Puisque le modèle économique basé sur la réduction de la taille des transistors n’est plus universellement applicable, l’industrie électronique se tourne vers des technologies de packaging innovantes pour répondre aux exigences d’évolution des systèmes et réduire le coût de ces derniers. Cela a conduit à l’émergence d’une approche de co-optimisation de la technologie et des systèmes (STCO), dans laquelle un SoC est décomposé en modules plus petits (également appelés chiplets ) qui peuvent être conçus de manière concurrente par des équipes décentralisées, puis combinés en un système plus grand et extrêmement flexible à l’aide d’une méthode de conception de boîtier axée sur les chiplets , qui peut recourir au packaging 3D.
L’approche STCO offre de nombreux avantages, mais elle pose aussi de nouveaux défis. Elle permet aux équipes de conception décentralisées de travailler de manière à la fois simultanée et asynchrone. Cela signifie que différentes équipes peuvent travailler simultanément et indépendamment les unes des autres sur chaque fragment de la conception. Cela nous permet de choisir les processus optimaux pour chaque fragment.
Toutefois, pour ce faire, les données de tous les fragments doivent être réunies à un moment donné, et ce regroupement a lieu lors de la planification du boîtier. C’est lors de cette étape que nous réassemblons les blocs fonctionnels décomposés ( chiplets ) du SoC et que nous étudions les options de mise en boîtier.
Le partitionnement (décomposition) qui a été effectué aura un impact sur notre capacité à construire un boîtier fonctionnel et sur le coût de ce boîtier. La manière dont cette décomposition est effectuée a donc une grande importance, mais l’opération est généralement réalisée par des équipes qui auront besoin de prendre du recul et de s’outiller pour la suite du processus afin de prendre en compte l’impact de leurs décisions sur la mise en boîtier.
Le défi principal est le suivant : comment réintégrer les différents fragments de la conception dans un premier prototype de boîtier contenant suffisamment d’informations pour qu’il soit possible de procéder à une analyse multiphysique afin de mieux guider le partitionnement ? Cela implique d’évaluer la connectivité entre les chiplets. Cette analyse livre des informations essentielles. Une fois ces données retransmises à l’équipe chargée du silicium, celle-ci dispose d’informations précieuses pour reconsidérer le partitionnement, si cela s’avère nécessaire.

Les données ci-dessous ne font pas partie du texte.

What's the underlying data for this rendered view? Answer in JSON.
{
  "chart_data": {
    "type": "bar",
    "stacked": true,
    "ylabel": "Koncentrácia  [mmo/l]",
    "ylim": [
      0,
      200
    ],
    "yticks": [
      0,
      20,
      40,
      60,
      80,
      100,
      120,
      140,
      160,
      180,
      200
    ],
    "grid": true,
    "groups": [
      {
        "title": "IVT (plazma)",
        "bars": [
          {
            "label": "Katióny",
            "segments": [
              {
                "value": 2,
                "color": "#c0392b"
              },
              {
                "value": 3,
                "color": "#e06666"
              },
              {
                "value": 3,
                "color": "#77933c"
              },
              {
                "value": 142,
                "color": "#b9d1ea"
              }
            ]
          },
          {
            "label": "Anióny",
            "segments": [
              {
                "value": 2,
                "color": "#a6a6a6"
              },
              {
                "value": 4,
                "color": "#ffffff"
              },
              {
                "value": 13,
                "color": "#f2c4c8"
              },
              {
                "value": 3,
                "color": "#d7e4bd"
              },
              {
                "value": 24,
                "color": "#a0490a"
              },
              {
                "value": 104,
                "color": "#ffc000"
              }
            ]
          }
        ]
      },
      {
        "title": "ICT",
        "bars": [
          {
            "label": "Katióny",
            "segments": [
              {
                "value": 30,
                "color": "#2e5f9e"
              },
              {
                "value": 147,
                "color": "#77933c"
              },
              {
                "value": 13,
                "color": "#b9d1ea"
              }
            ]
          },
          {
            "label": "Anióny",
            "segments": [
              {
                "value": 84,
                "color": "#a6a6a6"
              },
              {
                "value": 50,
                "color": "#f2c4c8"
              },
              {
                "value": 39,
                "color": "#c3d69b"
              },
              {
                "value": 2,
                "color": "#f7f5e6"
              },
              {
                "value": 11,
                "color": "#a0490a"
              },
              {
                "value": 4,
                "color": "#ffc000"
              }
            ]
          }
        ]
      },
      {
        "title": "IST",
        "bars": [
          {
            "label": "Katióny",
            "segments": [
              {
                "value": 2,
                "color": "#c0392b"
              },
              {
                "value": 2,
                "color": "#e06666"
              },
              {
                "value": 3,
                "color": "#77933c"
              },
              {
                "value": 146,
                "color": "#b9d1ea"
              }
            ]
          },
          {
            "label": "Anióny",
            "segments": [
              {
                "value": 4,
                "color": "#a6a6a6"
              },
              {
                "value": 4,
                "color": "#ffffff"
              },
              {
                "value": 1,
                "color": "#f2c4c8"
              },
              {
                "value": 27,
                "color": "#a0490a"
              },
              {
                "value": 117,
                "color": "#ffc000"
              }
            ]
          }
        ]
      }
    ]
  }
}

C’est dans ce cas de figure qu’une approche centrée sur l’anticipation ( shift-left ) est pertinente, et ceci afin d’effectuer l’analyse/simulation très tôt et d’utiliser ses résultats pour guider les décisions de conception et apporter des corrections afin de réduire le risque d’échecs lors des vérifications qui auront lieu plus tard dans le flux de conception. Cet article décrit pourquoi effectuer une telle analyse en amont dans les processus complexes de mise en boîtier pour des circuits avancés haute densité (HDAP) permet aux concepteurs de repérer très tôt les problèmes potentiels, et donc d’éviter d’intégrer des constructions défectueuses qui provoqueront des défaillances du CI et nécessiteront un travail de reconception important.
Guider le partitionnement grâce à une analyse en amont
Si le partitionnement était basé sur les blocs fonctionnels, la tâche serait facile. Les concepteurs pourraient prendre le schéma des blocs du circuit et faire de chaque bloc un fragment. Malheureusement, avec l’approche de STCO, ce n’est pas aussi simple.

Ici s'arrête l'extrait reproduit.